As we approach the season of Lent, and then Holy Week and Easter, I propose to consider the question: “Why did Jesus have to die?” At the outset, I must say that this isn’t an easy question to answer for several reasons. Let me mention three.
First, when it comes to the death of Jesus, we’re dealing with an historical event concerning which we have limited historical sources. We don’t have some of the sources that would make our task much easier, the diary of Pontius Pilate, for example, or notes from the proceedings of the Jewish council that examined Jesus prior to his crucifixion. Therefore, when I try to explain why Pilate or certain Jewish leaders believed that Jesus had to die, I’ll have to extrapolate from the evidence that is available to us. I do believe, however, that this evidence, both in the New Testament Gospels and in other ancient sources, is strong enough to allow us to formulate likely hypotheses concerning Roman and Jewish motivations for the crucifixion of Jesus.
Second, the question of why Jesus was put to death is a matter of considerable scholarly disagreement. For centuries it was common to put all the blame on “the Jews.” But the horror of the Holocaust combined with new historical insights has led scholars in almost completely the opposite direction. Many claim that “the Jews,” even Jewish leaders, had little or nothing to do with the death of Jesus. In my opinion, as you’ll see, the pendulum that had once swung way too far in the direction of “the Jews” has now swung too far back in the opposite “Romans only” direction. I’ll have more to say about this later.
I should add at this point that I am aware of the shameful history of anti-Semitism and the danger of anti-Semitism that is very much alive today. This does make it tricky to deal with the historical evidence in a straightforward way, because if one concludes that some Jews were somewhat responsible for the death of Jesus, this might fuel anti-Semitic attitudes and actions. So, I will say at the outset that nothing in the historical record justifies hatred of or mistreat of Jews, or any other people, for that matter.

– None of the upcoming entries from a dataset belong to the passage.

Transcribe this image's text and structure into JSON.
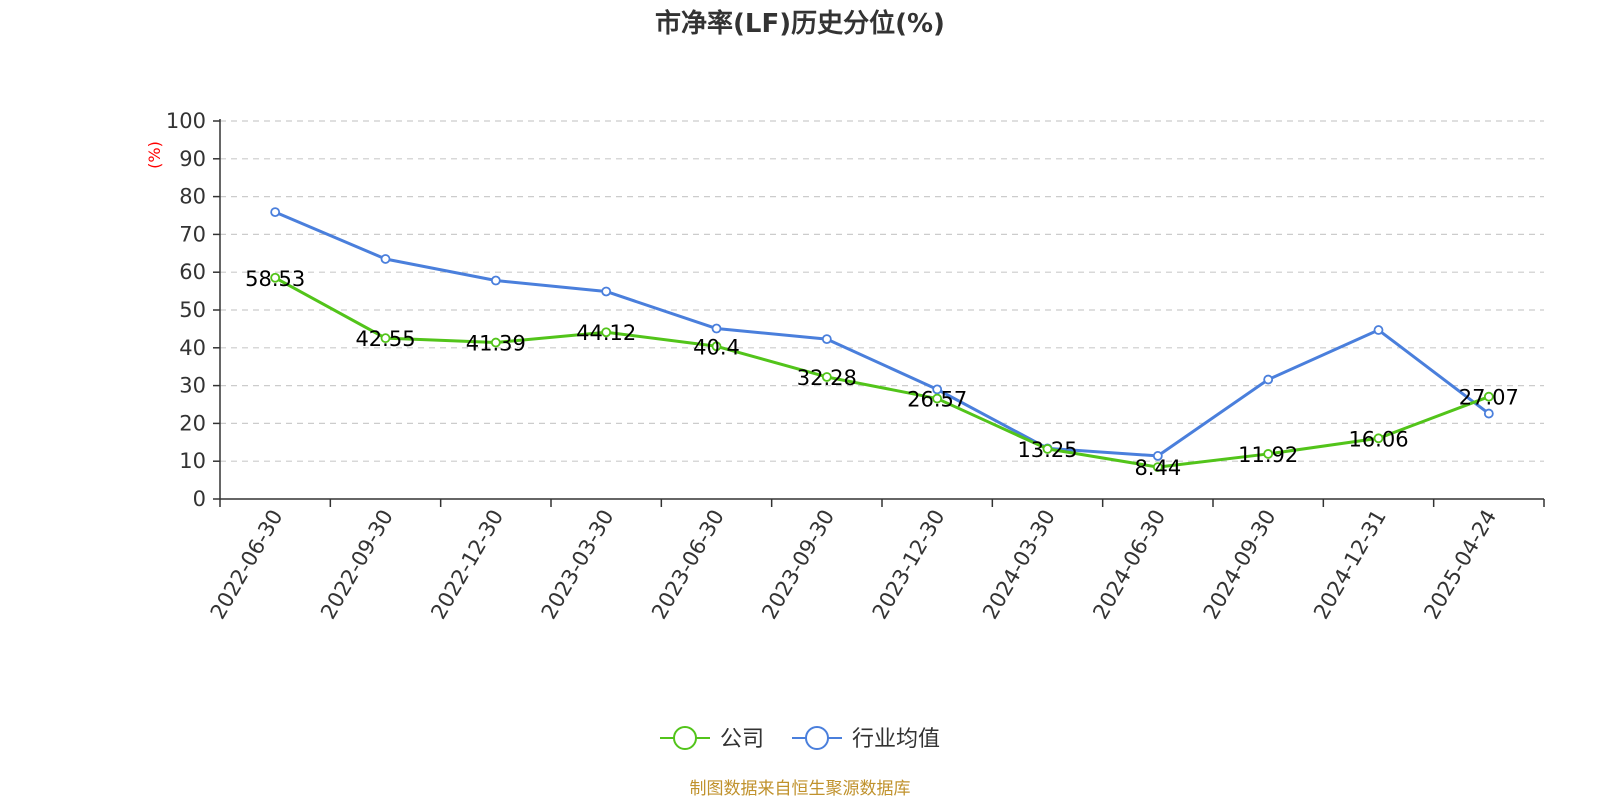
{
  "chart_data": {
    "type": "line",
    "title": "市净率(LF)历史分位(%)",
    "ylabel": "(%)",
    "xlabel": "",
    "ylim": [
      0,
      100
    ],
    "yticks": [
      0,
      10,
      20,
      30,
      40,
      50,
      60,
      70,
      80,
      90,
      100
    ],
    "grid": true,
    "legend_position": "bottom",
    "categories": [
      "2022-06-30",
      "2022-09-30",
      "2022-12-30",
      "2023-03-30",
      "2023-06-30",
      "2023-09-30",
      "2023-12-30",
      "2024-03-30",
      "2024-06-30",
      "2024-09-30",
      "2024-12-31",
      "2025-04-24"
    ],
    "series": [
      {
        "name": "公司",
        "color": "#52c41a",
        "show_labels": true,
        "values": [
          58.53,
          42.55,
          41.39,
          44.12,
          40.4,
          32.28,
          26.57,
          13.25,
          8.44,
          11.92,
          16.06,
          27.07
        ]
      },
      {
        "name": "行业均值",
        "color": "#4a7fdc",
        "show_labels": false,
        "values": [
          75.9,
          63.5,
          57.8,
          54.9,
          45.1,
          42.3,
          29.0,
          13.4,
          11.4,
          31.6,
          44.7,
          22.6
        ]
      }
    ],
    "unit_color": "#ff0000",
    "source_note": "制图数据来自恒生聚源数据库",
    "source_color": "#c0922d"
  }
}
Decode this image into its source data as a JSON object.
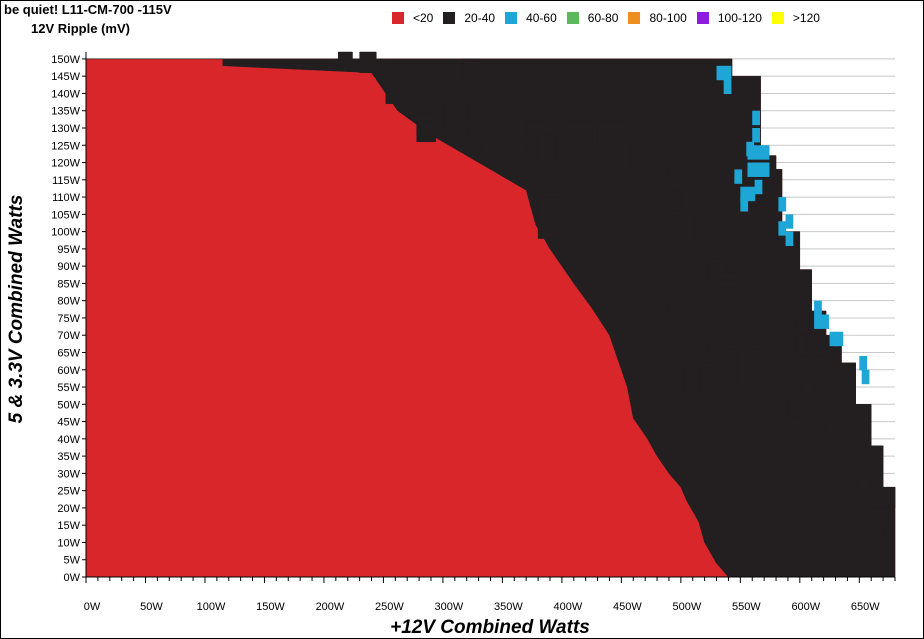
{
  "title": "be quiet! L11-CM-700 -115V",
  "subtitle": "12V Ripple (mV)",
  "chart_data": {
    "type": "heatmap",
    "xlabel": "+12V Combined Watts",
    "ylabel": "5 & 3.3V Combined Watts",
    "x_ticks": [
      "0W",
      "50W",
      "100W",
      "150W",
      "200W",
      "250W",
      "300W",
      "350W",
      "400W",
      "450W",
      "500W",
      "550W",
      "600W",
      "650W"
    ],
    "y_ticks": [
      "0W",
      "5W",
      "10W",
      "15W",
      "20W",
      "25W",
      "30W",
      "35W",
      "40W",
      "45W",
      "50W",
      "55W",
      "60W",
      "65W",
      "70W",
      "75W",
      "80W",
      "85W",
      "90W",
      "95W",
      "100W",
      "105W",
      "110W",
      "115W",
      "120W",
      "125W",
      "130W",
      "135W",
      "140W",
      "145W",
      "150W"
    ],
    "xlim": [
      0,
      680
    ],
    "ylim": [
      0,
      152
    ],
    "legend": [
      {
        "label": "<20",
        "color": "#d9262b"
      },
      {
        "label": "20-40",
        "color": "#231f20"
      },
      {
        "label": "40-60",
        "color": "#1ea6d6"
      },
      {
        "label": "60-80",
        "color": "#5cb85c"
      },
      {
        "label": "80-100",
        "color": "#ee8e20"
      },
      {
        "label": "100-120",
        "color": "#8b1ce0"
      },
      {
        "label": ">120",
        "color": "#ffff00"
      }
    ],
    "max_load_boundary": [
      [
        0,
        150
      ],
      [
        543,
        150
      ],
      [
        543,
        145
      ],
      [
        567,
        145
      ],
      [
        567,
        122
      ],
      [
        580,
        122
      ],
      [
        580,
        118
      ],
      [
        585,
        118
      ],
      [
        585,
        100
      ],
      [
        600,
        100
      ],
      [
        600,
        89
      ],
      [
        610,
        89
      ],
      [
        610,
        77
      ],
      [
        622,
        77
      ],
      [
        622,
        70
      ],
      [
        635,
        70
      ],
      [
        635,
        62
      ],
      [
        647,
        62
      ],
      [
        647,
        50
      ],
      [
        660,
        50
      ],
      [
        660,
        38
      ],
      [
        670,
        38
      ],
      [
        670,
        26
      ],
      [
        680,
        26
      ],
      [
        680,
        0
      ]
    ],
    "band_20_40_start": [
      [
        0,
        150
      ],
      [
        115,
        150
      ],
      [
        115,
        148
      ],
      [
        116,
        148
      ],
      [
        240,
        146
      ],
      [
        262,
        135
      ],
      [
        290,
        128
      ],
      [
        330,
        120
      ],
      [
        370,
        112
      ],
      [
        378,
        102
      ],
      [
        390,
        95
      ],
      [
        410,
        85
      ],
      [
        425,
        78
      ],
      [
        440,
        70
      ],
      [
        448,
        62
      ],
      [
        455,
        55
      ],
      [
        460,
        46
      ],
      [
        472,
        40
      ],
      [
        480,
        35
      ],
      [
        490,
        30
      ],
      [
        500,
        26
      ],
      [
        505,
        22
      ],
      [
        515,
        16
      ],
      [
        520,
        10
      ],
      [
        530,
        4
      ],
      [
        540,
        0
      ]
    ],
    "band_40_60_cells": [
      [
        530,
        148
      ],
      [
        536,
        148
      ],
      [
        536,
        144
      ],
      [
        560,
        135
      ],
      [
        560,
        130
      ],
      [
        556,
        125
      ],
      [
        562,
        125
      ],
      [
        568,
        125
      ],
      [
        556,
        120
      ],
      [
        562,
        120
      ],
      [
        568,
        120
      ],
      [
        562,
        115
      ],
      [
        556,
        113
      ],
      [
        550,
        113
      ],
      [
        545,
        118
      ],
      [
        550,
        110
      ],
      [
        582,
        110
      ],
      [
        588,
        105
      ],
      [
        582,
        103
      ],
      [
        588,
        100
      ],
      [
        612,
        80
      ],
      [
        612,
        76
      ],
      [
        618,
        76
      ],
      [
        625,
        71
      ],
      [
        630,
        71
      ],
      [
        650,
        64
      ],
      [
        652,
        60
      ],
      [
        555,
        126
      ]
    ],
    "islands_20_40": [
      [
        [
          212,
          152
        ],
        [
          224,
          152
        ],
        [
          224,
          148
        ],
        [
          212,
          148
        ]
      ],
      [
        [
          230,
          152
        ],
        [
          244,
          152
        ],
        [
          244,
          146
        ],
        [
          230,
          146
        ]
      ],
      [
        [
          268,
          146
        ],
        [
          288,
          146
        ],
        [
          292,
          140
        ],
        [
          290,
          134
        ],
        [
          276,
          134
        ],
        [
          270,
          140
        ]
      ],
      [
        [
          252,
          142
        ],
        [
          268,
          142
        ],
        [
          268,
          137
        ],
        [
          252,
          137
        ]
      ],
      [
        [
          316,
          150
        ],
        [
          330,
          150
        ],
        [
          332,
          144
        ],
        [
          316,
          144
        ]
      ],
      [
        [
          345,
          148
        ],
        [
          366,
          148
        ],
        [
          366,
          140
        ],
        [
          345,
          140
        ]
      ],
      [
        [
          278,
          132
        ],
        [
          294,
          132
        ],
        [
          294,
          126
        ],
        [
          278,
          126
        ]
      ],
      [
        [
          300,
          138
        ],
        [
          322,
          138
        ],
        [
          322,
          130
        ],
        [
          300,
          130
        ]
      ],
      [
        [
          322,
          132
        ],
        [
          330,
          132
        ],
        [
          330,
          126
        ],
        [
          322,
          126
        ]
      ],
      [
        [
          332,
          126
        ],
        [
          344,
          126
        ],
        [
          344,
          122
        ],
        [
          332,
          122
        ]
      ],
      [
        [
          355,
          140
        ],
        [
          376,
          140
        ],
        [
          380,
          132
        ],
        [
          376,
          127
        ],
        [
          355,
          127
        ]
      ],
      [
        [
          370,
          132
        ],
        [
          385,
          132
        ],
        [
          385,
          122
        ],
        [
          370,
          122
        ]
      ],
      [
        [
          380,
          128
        ],
        [
          395,
          128
        ],
        [
          395,
          120
        ],
        [
          380,
          120
        ]
      ],
      [
        [
          402,
          132
        ],
        [
          426,
          132
        ],
        [
          426,
          124
        ],
        [
          402,
          124
        ]
      ],
      [
        [
          430,
          132
        ],
        [
          455,
          132
        ],
        [
          455,
          124
        ],
        [
          430,
          124
        ]
      ],
      [
        [
          458,
          126
        ],
        [
          476,
          126
        ],
        [
          476,
          118
        ],
        [
          458,
          118
        ]
      ],
      [
        [
          380,
          110
        ],
        [
          398,
          110
        ],
        [
          398,
          98
        ],
        [
          380,
          98
        ]
      ],
      [
        [
          402,
          100
        ],
        [
          412,
          100
        ],
        [
          412,
          98
        ],
        [
          402,
          98
        ]
      ],
      [
        [
          440,
          118
        ],
        [
          460,
          118
        ],
        [
          460,
          115
        ],
        [
          440,
          115
        ]
      ],
      [
        [
          476,
          120
        ],
        [
          490,
          120
        ],
        [
          490,
          115
        ],
        [
          476,
          115
        ]
      ],
      [
        [
          488,
          112
        ],
        [
          500,
          112
        ],
        [
          500,
          106
        ],
        [
          488,
          106
        ]
      ],
      [
        [
          510,
          110
        ],
        [
          515,
          110
        ],
        [
          515,
          104
        ],
        [
          510,
          104
        ]
      ],
      [
        [
          512,
          104
        ],
        [
          530,
          104
        ],
        [
          530,
          96
        ],
        [
          512,
          96
        ]
      ],
      [
        [
          522,
          92
        ],
        [
          538,
          92
        ],
        [
          538,
          85
        ],
        [
          522,
          85
        ]
      ],
      [
        [
          536,
          88
        ],
        [
          550,
          88
        ],
        [
          552,
          84
        ],
        [
          540,
          84
        ]
      ],
      [
        [
          498,
          80
        ],
        [
          510,
          80
        ],
        [
          510,
          78
        ],
        [
          498,
          78
        ]
      ],
      [
        [
          508,
          78
        ],
        [
          520,
          78
        ],
        [
          520,
          72
        ],
        [
          508,
          72
        ]
      ],
      [
        [
          528,
          86
        ],
        [
          542,
          86
        ],
        [
          542,
          80
        ],
        [
          528,
          80
        ]
      ],
      [
        [
          530,
          84
        ],
        [
          546,
          84
        ],
        [
          546,
          72
        ],
        [
          530,
          72
        ]
      ],
      [
        [
          545,
          78
        ],
        [
          555,
          78
        ],
        [
          555,
          72
        ],
        [
          545,
          72
        ]
      ],
      [
        [
          560,
          74
        ],
        [
          572,
          74
        ],
        [
          572,
          66
        ],
        [
          560,
          66
        ]
      ],
      [
        [
          588,
          76
        ],
        [
          596,
          76
        ],
        [
          596,
          70
        ],
        [
          588,
          70
        ]
      ],
      [
        [
          596,
          70
        ],
        [
          606,
          70
        ],
        [
          606,
          64
        ],
        [
          596,
          64
        ]
      ],
      [
        [
          610,
          64
        ],
        [
          620,
          64
        ],
        [
          620,
          58
        ],
        [
          610,
          58
        ]
      ],
      [
        [
          522,
          68
        ],
        [
          530,
          68
        ],
        [
          530,
          64
        ],
        [
          522,
          64
        ]
      ],
      [
        [
          536,
          66
        ],
        [
          548,
          66
        ],
        [
          548,
          60
        ],
        [
          536,
          60
        ]
      ],
      [
        [
          540,
          60
        ],
        [
          548,
          60
        ],
        [
          548,
          56
        ],
        [
          540,
          56
        ]
      ],
      [
        [
          590,
          52
        ],
        [
          600,
          52
        ],
        [
          600,
          46
        ],
        [
          590,
          46
        ]
      ],
      [
        [
          602,
          58
        ],
        [
          612,
          58
        ],
        [
          612,
          52
        ],
        [
          602,
          52
        ]
      ],
      [
        [
          622,
          46
        ],
        [
          630,
          46
        ],
        [
          630,
          40
        ],
        [
          622,
          40
        ]
      ],
      [
        [
          648,
          28
        ],
        [
          660,
          28
        ],
        [
          660,
          24
        ],
        [
          648,
          24
        ]
      ],
      [
        [
          668,
          26
        ],
        [
          680,
          26
        ],
        [
          680,
          20
        ],
        [
          668,
          20
        ]
      ],
      [
        [
          655,
          16
        ],
        [
          670,
          16
        ],
        [
          670,
          10
        ],
        [
          655,
          10
        ]
      ],
      [
        [
          662,
          16
        ],
        [
          674,
          16
        ],
        [
          674,
          20
        ],
        [
          662,
          20
        ]
      ],
      [
        [
          456,
          98
        ],
        [
          470,
          98
        ],
        [
          470,
          96
        ],
        [
          456,
          96
        ]
      ],
      [
        [
          484,
          80
        ],
        [
          490,
          80
        ],
        [
          490,
          76
        ],
        [
          484,
          76
        ]
      ],
      [
        [
          480,
          84
        ],
        [
          484,
          84
        ],
        [
          484,
          80
        ],
        [
          480,
          80
        ]
      ],
      [
        [
          502,
          60
        ],
        [
          516,
          60
        ],
        [
          516,
          54
        ],
        [
          502,
          54
        ]
      ],
      [
        [
          516,
          62
        ],
        [
          526,
          62
        ],
        [
          526,
          58
        ],
        [
          516,
          58
        ]
      ]
    ]
  }
}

Third, there is not one, simple, obvious answer to the question of why Jesus had to die. From a historical point of view, we have to deal with at least two perspectives, Roman and Jewish. In fact, I’ll show that there was more than one Jewish point of view on Jesus’ death. So it is really too simple to speak of “the Jewish perspective” on the necessity of Jesus’ death.
Furthermore, historical explanation doesn’t exhaust the realm of discourse when it comes to the reason for Jesus’ death. We also need to deal with the whole area of theology. We’ll want to know why, in light of his understanding of God, Jesus himself believed that he needed to die. Moreover, we must also examine early Christian thinking concerning why Jesus’ death was necessary for the salvation of the world. In the end, therefore, the answer to the simple question “Why did Jesus have to die?” will be anything but simple. It will have multiple layers and nuances.
Nevertheless, this is a task well worth the effort, both in the writing and in the reading. No matter what you think about Jesus, you will help yourself and your world if you’re able to discuss his death intelligently. This is especially true given the tendency of this conversation to become terribly anti-Semitic. In a world where hatred of Jews is on the increase, all thoughtful, compassionate human beings need to be informed about just who was responsible for the death of Jesus and why.
Finally, if, like me, you believe that the crucifixion of Jesus stands at the very center of history, then knowing why Jesus had to die is just about the most important bit of knowledge you can have.